A melhor prova desta fragilidade foi o recente escândalo em torno supostos pagamentos de suborno por farmácias que abastecem a Agência Nacional de Deficiência ( Andis ). Em tempos normais, esses vazamentos não teriam impacto nos mercados. No entanto, como os eventos poderiam envolver a Secretária-Geral da Presidência, Karina Milei , e, portanto, afetar seu irmão, o risco-país disparou acima de 850 pontos e os ativos argentinos despencaram. Isso indica que Os investidores percebem que o programa econômico está vinculado à permanência individual de Javier Milei no poder. Apesar do seu estilo, das suas palhaçadas e das suas extravagâncias, ele foi o único que soube responder ao ânimo majoritário durante a crise de 2023, mantendo o apoio do povo apesar do ajuste.

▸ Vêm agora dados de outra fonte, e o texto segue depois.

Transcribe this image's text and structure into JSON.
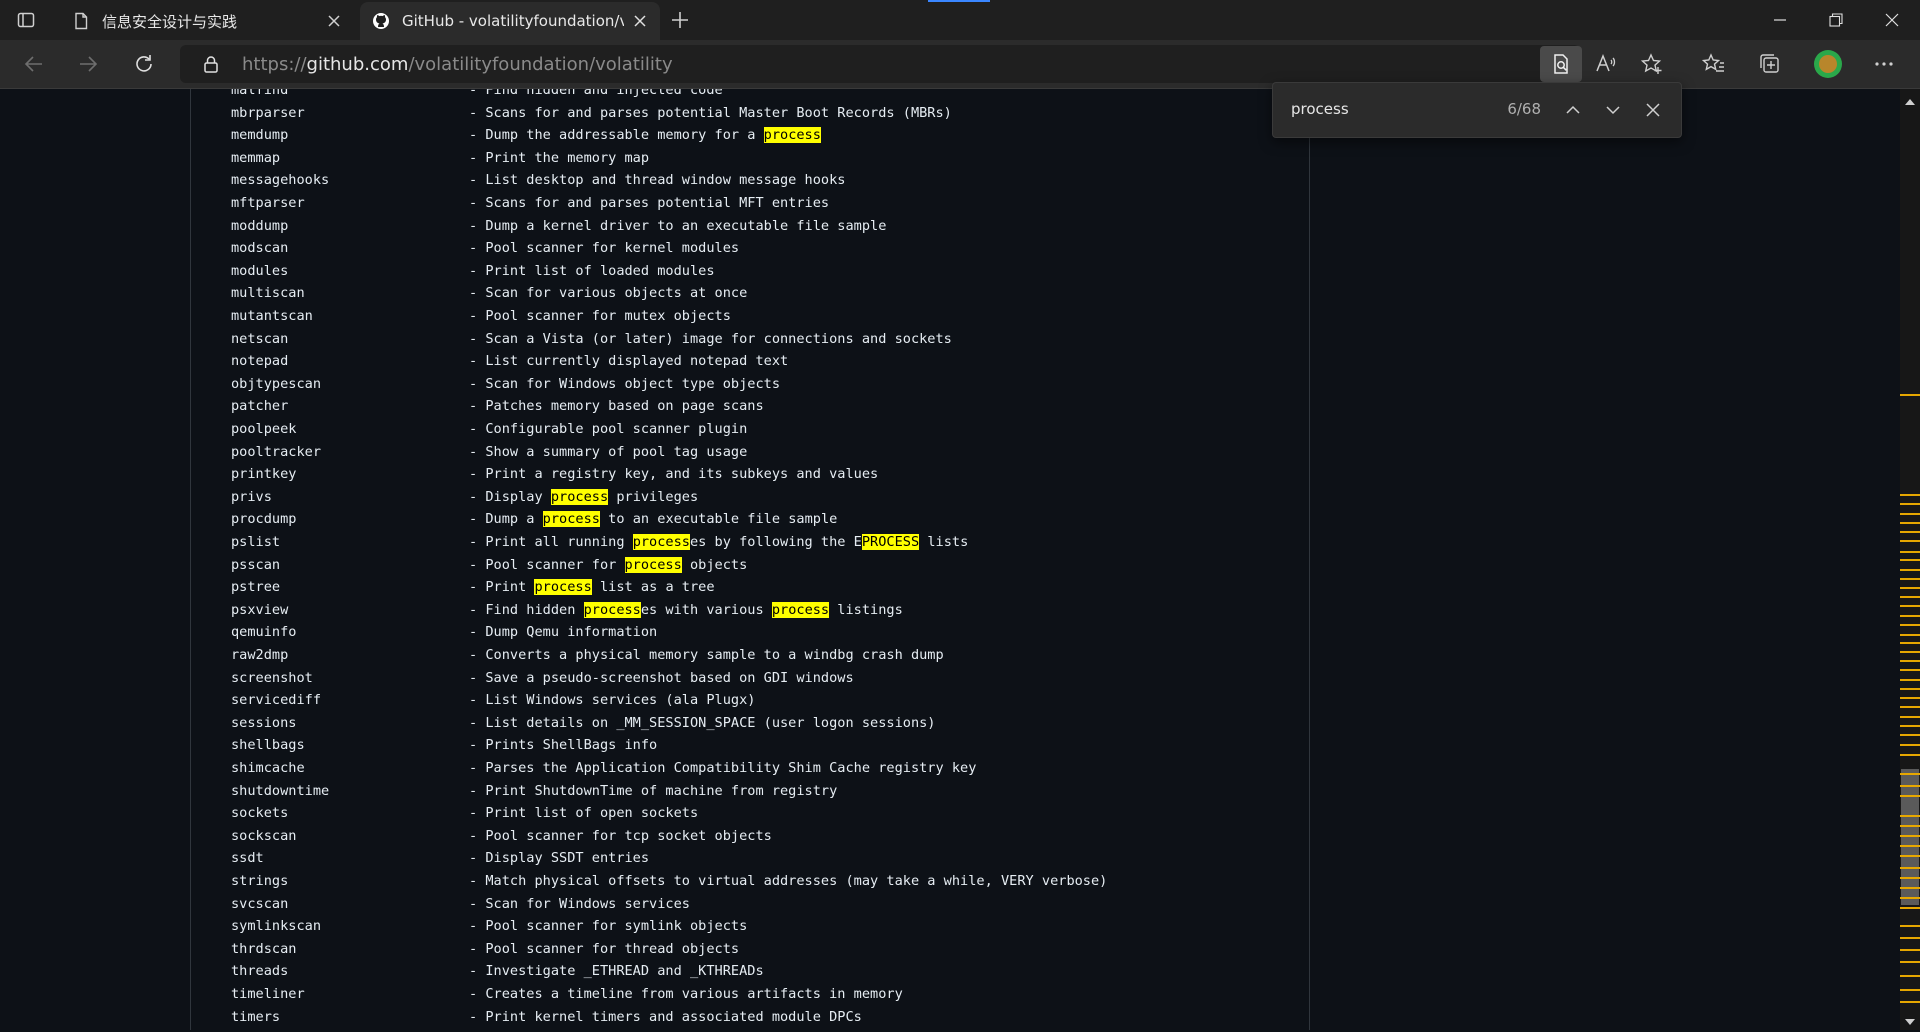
{
  "tabs": [
    {
      "title": "信息安全设计与实践"
    },
    {
      "title": "GitHub - volatilityfoundation/volatility"
    }
  ],
  "address": {
    "scheme": "https://",
    "host": "github.com",
    "path": "/volatilityfoundation/volatility"
  },
  "find": {
    "query": "process",
    "count": "6/68"
  },
  "commands": [
    {
      "name": "malfind",
      "desc": "- Find hidden and injected code"
    },
    {
      "name": "mbrparser",
      "desc": "- Scans for and parses potential Master Boot Records (MBRs)"
    },
    {
      "name": "memdump",
      "desc": "- Dump the addressable memory for a process"
    },
    {
      "name": "memmap",
      "desc": "- Print the memory map"
    },
    {
      "name": "messagehooks",
      "desc": "- List desktop and thread window message hooks"
    },
    {
      "name": "mftparser",
      "desc": "- Scans for and parses potential MFT entries"
    },
    {
      "name": "moddump",
      "desc": "- Dump a kernel driver to an executable file sample"
    },
    {
      "name": "modscan",
      "desc": "- Pool scanner for kernel modules"
    },
    {
      "name": "modules",
      "desc": "- Print list of loaded modules"
    },
    {
      "name": "multiscan",
      "desc": "- Scan for various objects at once"
    },
    {
      "name": "mutantscan",
      "desc": "- Pool scanner for mutex objects"
    },
    {
      "name": "netscan",
      "desc": "- Scan a Vista (or later) image for connections and sockets"
    },
    {
      "name": "notepad",
      "desc": "- List currently displayed notepad text"
    },
    {
      "name": "objtypescan",
      "desc": "- Scan for Windows object type objects"
    },
    {
      "name": "patcher",
      "desc": "- Patches memory based on page scans"
    },
    {
      "name": "poolpeek",
      "desc": "- Configurable pool scanner plugin"
    },
    {
      "name": "pooltracker",
      "desc": "- Show a summary of pool tag usage"
    },
    {
      "name": "printkey",
      "desc": "- Print a registry key, and its subkeys and values"
    },
    {
      "name": "privs",
      "desc": "- Display process privileges"
    },
    {
      "name": "procdump",
      "desc": "- Dump a process to an executable file sample"
    },
    {
      "name": "pslist",
      "desc": "- Print all running processes by following the EPROCESS lists"
    },
    {
      "name": "psscan",
      "desc": "- Pool scanner for process objects"
    },
    {
      "name": "pstree",
      "desc": "- Print process list as a tree"
    },
    {
      "name": "psxview",
      "desc": "- Find hidden processes with various process listings"
    },
    {
      "name": "qemuinfo",
      "desc": "- Dump Qemu information"
    },
    {
      "name": "raw2dmp",
      "desc": "- Converts a physical memory sample to a windbg crash dump"
    },
    {
      "name": "screenshot",
      "desc": "- Save a pseudo-screenshot based on GDI windows"
    },
    {
      "name": "servicediff",
      "desc": "- List Windows services (ala Plugx)"
    },
    {
      "name": "sessions",
      "desc": "- List details on _MM_SESSION_SPACE (user logon sessions)"
    },
    {
      "name": "shellbags",
      "desc": "- Prints ShellBags info"
    },
    {
      "name": "shimcache",
      "desc": "- Parses the Application Compatibility Shim Cache registry key"
    },
    {
      "name": "shutdowntime",
      "desc": "- Print ShutdownTime of machine from registry"
    },
    {
      "name": "sockets",
      "desc": "- Print list of open sockets"
    },
    {
      "name": "sockscan",
      "desc": "- Pool scanner for tcp socket objects"
    },
    {
      "name": "ssdt",
      "desc": "- Display SSDT entries"
    },
    {
      "name": "strings",
      "desc": "- Match physical offsets to virtual addresses (may take a while, VERY verbose)"
    },
    {
      "name": "svcscan",
      "desc": "- Scan for Windows services"
    },
    {
      "name": "symlinkscan",
      "desc": "- Pool scanner for symlink objects"
    },
    {
      "name": "thrdscan",
      "desc": "- Pool scanner for thread objects"
    },
    {
      "name": "threads",
      "desc": "- Investigate _ETHREAD and _KTHREADs"
    },
    {
      "name": "timeliner",
      "desc": "- Creates a timeline from various artifacts in memory"
    },
    {
      "name": "timers",
      "desc": "- Print kernel timers and associated module DPCs"
    }
  ],
  "colors": {
    "highlight": "#ffff00",
    "page_bg": "#0d1117",
    "scroll_marker": "#e6a700"
  }
}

Essa conexão com uma única pessoa também reflete a ausência de uma mudança cultural que garantisse a continuidade da ideologia liberal baseada nas novas ideias e crenças da população. Em outras palavras, parece não haver espaço alternativo nas fileiras do liberalismo econômico com apoio popular suficiente para sucedê-lo. Como resultado de uma mutação inesperada, Milei parece ser o único antídoto para o retorno do peronismo, tão conflituoso e prejudicial hoje quanto era há dois anos.
Isso levanta Uma escolha difícil para aqueles que não querem voltar ao passado, mas também não querem apoiar Milei. No entanto, ao longo da história mundial, muitos estadistas superaram dilemas semelhantes priorizando objetivos de longo prazo em detrimento de diferenças imediatas. É o governo nacional, a começar pelo chefe do Poder Executivo, que deve oferecer respostas claras às dúvidas que afligem muitos argentinos hoje. Somente assim será possível que aqueles que priorizam a estabilidade fiscal, uma moeda sólida, a criação de empregos e a erradicação da pobreza se comprometam a criar uma rede de segurança que garanta a continuidade do programa atual, independentemente de quaisquer críticas que possam ter a Milei ou às suas vicissitudes judiciais. Sem deixar de lutar pelo esclarecimento de quaisquer suspeitas de corrupção e para que o governo exonere quaisquer funcionários que possam estar envolvidos em irregularidades.
Fazer discursos emocionados para impulsionar suas carreiras políticas e depois votar contra a estabilidade só aumenta a desconfiança e atrasa a recuperação, sem beneficiar ninguém. Evocando um aforismo inglês: "não jogue fora o bebê junto com a água do banho". A precária — mas inestimável — estabilidade que alcançamos não deve ser minada por uma alergia a Milei e seu triângulo de ferro. Devemos apenas nos lembrar do que aconteceu nos últimos 80 anos.